Subject: Re: [linux-audio-dev] Memory Debugger
From: Josh Green (jgreen_AT_users.sourceforge.net)
Date: Thu May 23 2002 - 04:56:11 EEST
On Wed, 2002-05-22 at 15:18, Erik de Castro Lopo wrote:
> On Wed, 22 May 2002 16:54:58 -0400 (EDT)
> "Richard C. Burnett" <burnett_AT_tality.com> wrote:
>
> >
> > I am looking for a product similar to Purify to use in Linux, any ideas?
>
> I'm not too sure of the full specs of Purify but I have seen the advertising.
>
> Electric Fence may cover a large portion of what Purify does. I have used
> it a number of times and I found it very effective.
>
> Search http://freshmeat.net for it or if you use Debian:
>
> apt-get install electric-fence
>
> Cheers,
> Erik
> --
I just recently had the need for a good malloc debugger. I tried about 3
different solutions and didn't like the results I got with any of them.
I eventually solved my problem with a gdb hardware memory watch. I wish
I had thought of that first. efence seems like it might work for me, but
it has problems with multiple threads or something, because I kept on
getting a SIGILL signal (Illegal Instruction) within the efence code and
could get no trace back in GDB. Its also horrendously slow. Perhaps I
just didn't know what I was doing, if anyone has any tips for using
efence or a better solution, please enlighten me :)
I also tried a program called njamd, but it was tripping up with most of
the shared libraries I was using.

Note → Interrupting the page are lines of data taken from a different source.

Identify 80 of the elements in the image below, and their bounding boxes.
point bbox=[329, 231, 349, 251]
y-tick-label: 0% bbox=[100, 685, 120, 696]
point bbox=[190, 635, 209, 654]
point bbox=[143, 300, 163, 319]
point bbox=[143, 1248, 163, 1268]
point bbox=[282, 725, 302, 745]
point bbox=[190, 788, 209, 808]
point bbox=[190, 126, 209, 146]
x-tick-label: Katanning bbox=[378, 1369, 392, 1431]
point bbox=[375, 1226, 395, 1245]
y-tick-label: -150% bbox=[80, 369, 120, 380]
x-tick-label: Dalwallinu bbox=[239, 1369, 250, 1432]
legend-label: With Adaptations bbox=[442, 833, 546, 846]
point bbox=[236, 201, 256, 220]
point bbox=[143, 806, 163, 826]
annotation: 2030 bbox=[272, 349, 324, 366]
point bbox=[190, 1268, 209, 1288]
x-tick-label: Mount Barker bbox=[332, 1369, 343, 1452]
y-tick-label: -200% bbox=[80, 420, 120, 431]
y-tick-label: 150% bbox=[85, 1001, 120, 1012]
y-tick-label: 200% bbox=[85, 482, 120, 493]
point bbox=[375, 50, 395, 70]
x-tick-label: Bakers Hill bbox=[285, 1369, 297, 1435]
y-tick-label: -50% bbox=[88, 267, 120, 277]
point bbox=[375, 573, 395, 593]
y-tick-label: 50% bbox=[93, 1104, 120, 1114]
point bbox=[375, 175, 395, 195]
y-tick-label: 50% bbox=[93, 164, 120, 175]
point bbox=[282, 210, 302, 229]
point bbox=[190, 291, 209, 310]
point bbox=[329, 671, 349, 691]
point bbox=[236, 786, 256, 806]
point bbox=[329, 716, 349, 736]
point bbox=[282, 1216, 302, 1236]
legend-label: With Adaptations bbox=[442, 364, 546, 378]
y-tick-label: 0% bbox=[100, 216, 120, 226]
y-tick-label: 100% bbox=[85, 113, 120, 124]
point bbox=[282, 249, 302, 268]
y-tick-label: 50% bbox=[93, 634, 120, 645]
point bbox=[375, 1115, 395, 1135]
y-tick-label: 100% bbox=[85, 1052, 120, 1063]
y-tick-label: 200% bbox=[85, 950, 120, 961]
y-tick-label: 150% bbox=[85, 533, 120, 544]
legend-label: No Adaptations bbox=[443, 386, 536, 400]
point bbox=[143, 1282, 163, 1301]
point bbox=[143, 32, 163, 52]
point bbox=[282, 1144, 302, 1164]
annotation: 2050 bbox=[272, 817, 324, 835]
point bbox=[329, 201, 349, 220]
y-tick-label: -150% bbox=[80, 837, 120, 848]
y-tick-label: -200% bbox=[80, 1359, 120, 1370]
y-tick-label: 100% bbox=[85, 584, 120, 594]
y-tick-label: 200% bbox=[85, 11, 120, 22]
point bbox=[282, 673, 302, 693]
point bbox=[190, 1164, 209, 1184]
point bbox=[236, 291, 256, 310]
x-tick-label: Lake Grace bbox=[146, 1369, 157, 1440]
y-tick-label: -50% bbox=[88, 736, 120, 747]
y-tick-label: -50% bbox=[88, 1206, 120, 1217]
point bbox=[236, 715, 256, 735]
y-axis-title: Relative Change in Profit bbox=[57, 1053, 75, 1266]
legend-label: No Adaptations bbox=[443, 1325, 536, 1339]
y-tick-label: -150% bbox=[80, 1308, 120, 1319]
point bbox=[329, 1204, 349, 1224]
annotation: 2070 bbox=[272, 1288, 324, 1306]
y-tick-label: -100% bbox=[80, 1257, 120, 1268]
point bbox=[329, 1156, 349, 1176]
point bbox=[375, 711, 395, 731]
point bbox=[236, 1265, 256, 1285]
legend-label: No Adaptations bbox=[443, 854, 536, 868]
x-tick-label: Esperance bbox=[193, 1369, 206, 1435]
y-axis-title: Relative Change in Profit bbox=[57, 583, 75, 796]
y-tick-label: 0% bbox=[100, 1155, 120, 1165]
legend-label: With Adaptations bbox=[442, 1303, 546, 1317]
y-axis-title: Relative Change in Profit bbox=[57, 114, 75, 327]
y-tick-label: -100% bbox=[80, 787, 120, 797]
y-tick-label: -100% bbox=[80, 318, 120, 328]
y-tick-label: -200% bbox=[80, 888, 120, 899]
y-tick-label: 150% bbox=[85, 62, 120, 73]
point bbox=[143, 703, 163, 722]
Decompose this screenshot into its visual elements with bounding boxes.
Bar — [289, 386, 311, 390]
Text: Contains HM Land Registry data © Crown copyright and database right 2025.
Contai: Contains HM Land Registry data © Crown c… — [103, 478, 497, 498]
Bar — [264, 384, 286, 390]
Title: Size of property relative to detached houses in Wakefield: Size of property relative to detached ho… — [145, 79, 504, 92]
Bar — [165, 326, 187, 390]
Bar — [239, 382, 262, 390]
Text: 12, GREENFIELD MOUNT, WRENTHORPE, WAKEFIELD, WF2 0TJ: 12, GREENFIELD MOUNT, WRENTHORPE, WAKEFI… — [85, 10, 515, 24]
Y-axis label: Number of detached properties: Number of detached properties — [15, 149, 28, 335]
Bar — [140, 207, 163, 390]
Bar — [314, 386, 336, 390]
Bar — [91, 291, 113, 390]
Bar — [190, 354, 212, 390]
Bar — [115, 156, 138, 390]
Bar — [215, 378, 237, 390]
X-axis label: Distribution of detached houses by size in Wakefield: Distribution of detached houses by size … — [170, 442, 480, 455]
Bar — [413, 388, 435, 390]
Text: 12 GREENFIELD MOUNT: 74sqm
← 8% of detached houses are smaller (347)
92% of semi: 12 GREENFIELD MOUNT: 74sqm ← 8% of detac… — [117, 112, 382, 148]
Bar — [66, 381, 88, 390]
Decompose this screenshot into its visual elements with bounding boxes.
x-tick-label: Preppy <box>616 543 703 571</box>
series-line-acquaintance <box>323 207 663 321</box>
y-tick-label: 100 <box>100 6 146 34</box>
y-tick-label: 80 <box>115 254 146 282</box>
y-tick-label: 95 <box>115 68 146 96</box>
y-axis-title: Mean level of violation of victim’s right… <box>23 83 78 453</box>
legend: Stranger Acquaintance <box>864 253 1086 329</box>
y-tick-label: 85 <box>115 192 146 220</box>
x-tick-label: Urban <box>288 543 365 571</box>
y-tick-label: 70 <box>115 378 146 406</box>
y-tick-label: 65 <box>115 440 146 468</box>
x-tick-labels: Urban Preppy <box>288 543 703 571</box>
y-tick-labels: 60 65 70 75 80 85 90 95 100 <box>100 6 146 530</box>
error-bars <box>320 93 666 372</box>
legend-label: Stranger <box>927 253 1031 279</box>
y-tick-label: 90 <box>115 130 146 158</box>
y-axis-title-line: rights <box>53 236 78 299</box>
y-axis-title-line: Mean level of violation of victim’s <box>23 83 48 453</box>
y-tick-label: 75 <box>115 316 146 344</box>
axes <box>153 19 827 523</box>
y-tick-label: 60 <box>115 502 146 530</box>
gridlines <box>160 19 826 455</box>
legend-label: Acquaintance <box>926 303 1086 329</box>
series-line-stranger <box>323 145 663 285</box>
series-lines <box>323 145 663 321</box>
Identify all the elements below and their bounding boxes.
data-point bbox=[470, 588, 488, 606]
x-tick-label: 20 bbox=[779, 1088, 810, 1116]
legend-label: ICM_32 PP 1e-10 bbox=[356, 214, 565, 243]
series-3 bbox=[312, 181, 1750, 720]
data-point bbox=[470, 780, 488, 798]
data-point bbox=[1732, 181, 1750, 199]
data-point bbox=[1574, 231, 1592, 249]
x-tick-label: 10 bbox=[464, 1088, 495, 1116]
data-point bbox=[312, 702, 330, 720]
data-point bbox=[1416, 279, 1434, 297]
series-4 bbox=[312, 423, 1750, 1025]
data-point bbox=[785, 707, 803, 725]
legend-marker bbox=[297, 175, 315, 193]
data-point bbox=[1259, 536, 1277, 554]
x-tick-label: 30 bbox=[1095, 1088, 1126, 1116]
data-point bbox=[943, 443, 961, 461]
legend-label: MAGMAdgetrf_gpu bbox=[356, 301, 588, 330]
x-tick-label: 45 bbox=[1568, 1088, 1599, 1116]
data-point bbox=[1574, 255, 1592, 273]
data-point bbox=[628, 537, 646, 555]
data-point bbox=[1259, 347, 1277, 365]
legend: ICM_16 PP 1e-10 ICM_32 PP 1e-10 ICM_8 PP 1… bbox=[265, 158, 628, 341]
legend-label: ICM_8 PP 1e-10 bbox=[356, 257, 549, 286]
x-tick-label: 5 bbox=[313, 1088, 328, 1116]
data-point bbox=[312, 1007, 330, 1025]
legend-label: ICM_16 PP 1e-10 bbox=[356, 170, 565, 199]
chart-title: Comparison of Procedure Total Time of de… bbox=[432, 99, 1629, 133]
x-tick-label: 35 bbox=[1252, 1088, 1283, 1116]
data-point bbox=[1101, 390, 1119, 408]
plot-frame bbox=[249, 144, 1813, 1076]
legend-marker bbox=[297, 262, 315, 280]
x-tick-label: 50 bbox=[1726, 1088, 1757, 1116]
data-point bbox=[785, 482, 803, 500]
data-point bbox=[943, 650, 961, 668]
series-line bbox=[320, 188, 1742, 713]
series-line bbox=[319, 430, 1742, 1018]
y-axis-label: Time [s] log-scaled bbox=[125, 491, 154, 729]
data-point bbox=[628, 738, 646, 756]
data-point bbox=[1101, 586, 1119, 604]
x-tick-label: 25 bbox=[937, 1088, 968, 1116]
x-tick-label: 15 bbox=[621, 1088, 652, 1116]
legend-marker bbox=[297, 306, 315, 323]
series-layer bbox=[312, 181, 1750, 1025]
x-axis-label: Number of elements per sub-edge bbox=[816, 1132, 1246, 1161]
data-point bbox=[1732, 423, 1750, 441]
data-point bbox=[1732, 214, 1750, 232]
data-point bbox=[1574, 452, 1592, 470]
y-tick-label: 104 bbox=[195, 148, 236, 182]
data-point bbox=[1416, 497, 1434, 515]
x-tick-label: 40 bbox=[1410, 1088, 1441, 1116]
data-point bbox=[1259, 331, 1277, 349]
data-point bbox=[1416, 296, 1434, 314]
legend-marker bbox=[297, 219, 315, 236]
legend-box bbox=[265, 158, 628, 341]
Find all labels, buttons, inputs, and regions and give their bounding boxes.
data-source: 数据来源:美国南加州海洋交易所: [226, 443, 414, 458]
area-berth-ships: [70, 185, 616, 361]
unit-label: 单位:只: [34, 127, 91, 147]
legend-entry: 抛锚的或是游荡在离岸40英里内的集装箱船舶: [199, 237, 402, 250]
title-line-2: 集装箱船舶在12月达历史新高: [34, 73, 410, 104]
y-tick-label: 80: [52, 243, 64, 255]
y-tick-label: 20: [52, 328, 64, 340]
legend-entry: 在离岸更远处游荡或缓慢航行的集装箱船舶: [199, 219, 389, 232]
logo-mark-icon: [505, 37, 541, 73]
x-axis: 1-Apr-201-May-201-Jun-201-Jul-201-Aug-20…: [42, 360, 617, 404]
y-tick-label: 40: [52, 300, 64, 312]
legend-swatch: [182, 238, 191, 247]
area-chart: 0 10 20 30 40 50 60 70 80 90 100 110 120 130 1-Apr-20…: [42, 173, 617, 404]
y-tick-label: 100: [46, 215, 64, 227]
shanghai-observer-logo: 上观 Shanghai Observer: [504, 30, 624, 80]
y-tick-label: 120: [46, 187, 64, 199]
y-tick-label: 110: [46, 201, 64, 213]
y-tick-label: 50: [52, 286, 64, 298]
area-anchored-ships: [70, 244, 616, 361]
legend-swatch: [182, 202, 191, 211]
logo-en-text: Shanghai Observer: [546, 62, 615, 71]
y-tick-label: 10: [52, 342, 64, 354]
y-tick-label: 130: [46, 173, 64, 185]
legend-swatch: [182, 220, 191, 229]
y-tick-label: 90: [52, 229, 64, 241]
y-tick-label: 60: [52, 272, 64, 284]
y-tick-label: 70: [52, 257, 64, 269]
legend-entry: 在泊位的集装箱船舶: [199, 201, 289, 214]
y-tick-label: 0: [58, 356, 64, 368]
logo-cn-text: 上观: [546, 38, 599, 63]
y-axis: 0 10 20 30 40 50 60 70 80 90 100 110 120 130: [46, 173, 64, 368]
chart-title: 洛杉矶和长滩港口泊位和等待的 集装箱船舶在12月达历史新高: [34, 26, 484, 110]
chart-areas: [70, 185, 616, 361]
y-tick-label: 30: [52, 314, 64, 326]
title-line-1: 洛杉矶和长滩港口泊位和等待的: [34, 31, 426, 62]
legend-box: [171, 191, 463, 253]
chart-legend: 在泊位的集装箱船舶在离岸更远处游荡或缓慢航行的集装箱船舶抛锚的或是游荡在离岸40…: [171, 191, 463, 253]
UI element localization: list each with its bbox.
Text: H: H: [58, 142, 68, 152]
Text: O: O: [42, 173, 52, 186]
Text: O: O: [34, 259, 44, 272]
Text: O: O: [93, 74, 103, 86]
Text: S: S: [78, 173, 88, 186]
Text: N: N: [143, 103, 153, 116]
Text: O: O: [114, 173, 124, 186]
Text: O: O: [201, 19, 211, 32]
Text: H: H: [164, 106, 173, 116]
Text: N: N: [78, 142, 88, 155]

Not wanting to go into debugging the
shared libraries and not knowing how to skip over them, I gave up on
that one too. It seemed a lot faster and more thorough (perhaps too much
or maybe it was giving me false alarms) than efence, but it is not being
maintained. It would be cool to have a memory debugger that worked and
didn't kill my machine while it was running. Cheers.